Önemli! Vücuda karşı dikkatli ve dikkatli bir tutumun, doğru beslenmenin ve özenle seçilmiş tedavi seçeneklerinin fırsatçı florayı kontrol altında tutarak çoğalmasını önleyeceğini belirtmekte fayda var.

Patojenik mikroflora

Bağırsak enfeksiyonlarının ana patojenleri arasında enterobakteriler Salmonella ve Shigella bulunur. Bağırsak enfeksiyonları, sindirim organlarında lokalize olan bir dizi bulaşıcı hastalıktır. Enfeksiyon, patojenik bir mikrobun ağız yoluyla, çoğunlukla su içerken veya yemek yerken nüfuz etmesi sonucu ortaya çıkar. Yaklaşık 30 benzer hastalık vardır - bunlar: tifo, kolera, botulizm, dizanteri, salmonelloz vb.
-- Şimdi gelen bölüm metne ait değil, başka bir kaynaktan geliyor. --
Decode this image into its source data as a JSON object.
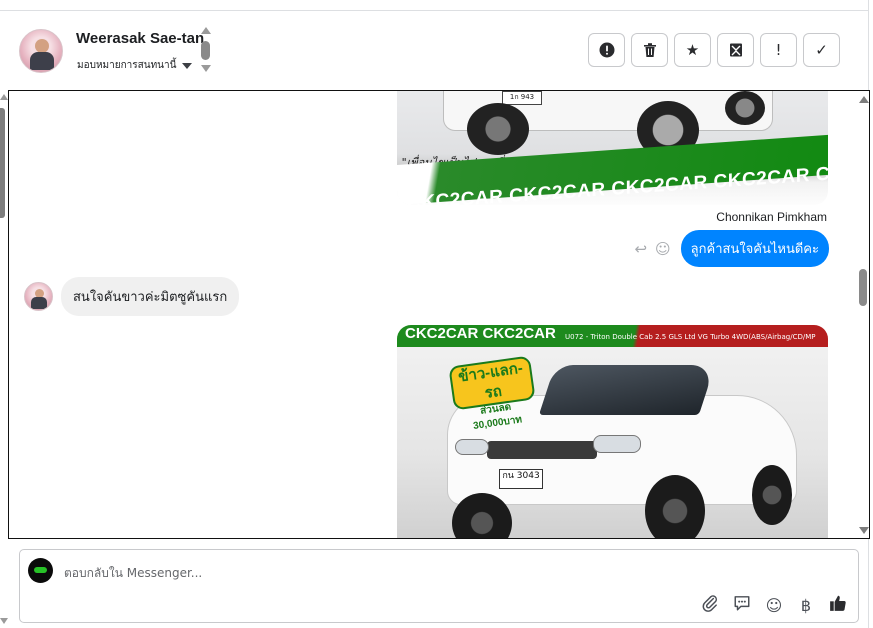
{
  "header": {
    "contact_name": "Weerasak Sae-tan",
    "assign_label": "มอบหมายการสนทนานี้",
    "actions": [
      {
        "name": "report-button",
        "icon": "exclamation-circle-icon",
        "glyph": "!"
      },
      {
        "name": "delete-button",
        "icon": "trash-icon",
        "glyph": ""
      },
      {
        "name": "star-button",
        "icon": "star-icon",
        "glyph": "★"
      },
      {
        "name": "archive-button",
        "icon": "archive-icon",
        "glyph": ""
      },
      {
        "name": "important-button",
        "icon": "exclamation-icon",
        "glyph": "!"
      },
      {
        "name": "done-button",
        "icon": "check-icon",
        "glyph": "✓"
      }
    ]
  },
  "chat": {
    "image1": {
      "contact_line": "\"เพื่อนไขเป็นไปตามที่บริษัทฯ กำหนด โทรสอบถามเพิ่มเติมได้ที่ 088-5577932",
      "plate": "1ก 943",
      "brand_strip": "CKC2CAR CKC2CAR CKC2CAR CKC2CAR CKC2"
    },
    "outgoing": {
      "sender": "Chonnikan Pimkham",
      "text": "ลูกค้าสนใจคันไหนดีคะ"
    },
    "incoming": {
      "text": "สนใจคันขาวค่ะมิตซูคันแรก"
    },
    "image2": {
      "brand_strip": "CKC2CAR CKC2CAR",
      "model_line": "U072 - Triton Double Cab 2.5 GLS Ltd VG Turbo 4WD(ABS/Airbag/CD/MP",
      "promo_line1": "ข้าว-แลก-รถ",
      "promo_line2": "ส่วนลด 30,000บาท",
      "plate": "กน 3043"
    }
  },
  "composer": {
    "placeholder": "ตอบกลับใน Messenger..."
  },
  "colors": {
    "accent": "#0084ff",
    "incoming_bubble": "#f0f0f0",
    "brand_green": "#128a12"
  }
}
Bunlardan en zararsız olanı gıda zehirlenmesidir. Bu patolojilerin etken maddeleri, mikroorganizmaların kendileri ve ürettikleri toksinler (botulizm ile ortaya çıkar) olabilir. Patojenik mikroplardan bazıları kronik gastrit, peptik ülser ve hatta mide veya bağırsak tümörlerine yol açabilir.

Salmonella

Bakteri salmonelloz adı verilen bir hastalığa neden olur. Başlıca özelliği, zehirlenme semptomlarının eşlik ettiği bağırsaklarda belirgin hasardır. Mikrobun ana taşıyıcıları su kuşlarıdır. Enfeksiyon, çiğ veya kötü işlenmiş çiğ et veya yumurta tüketimi, vektörlerle veya kontamine su ile temas ve kötü el hijyeni yoluyla meydana gelir.

Şigella

Mikroorganizmanın vücuda girmesi, bağırsaklarda ciddi toksik hasarın eşlik ettiği dizanteri adı verilen bir hastalığa yol açar. En sık bildirilen enfeksiyon kaynakları çiğ sebzeler, su, süt ürünleri ve dizanteri hastalarıdır.

Ayrıca yetersiz el hijyeni veya kontamine yüzeylerle (bulaşıklar, oyuncaklar) temas sonucu da hastalanabilirsiniz. Sağlıklı bir insanda disbakteriyoz test sonuçları salmonella, shigella ve diğer patojenik mikroorganizmaları içermemelidir!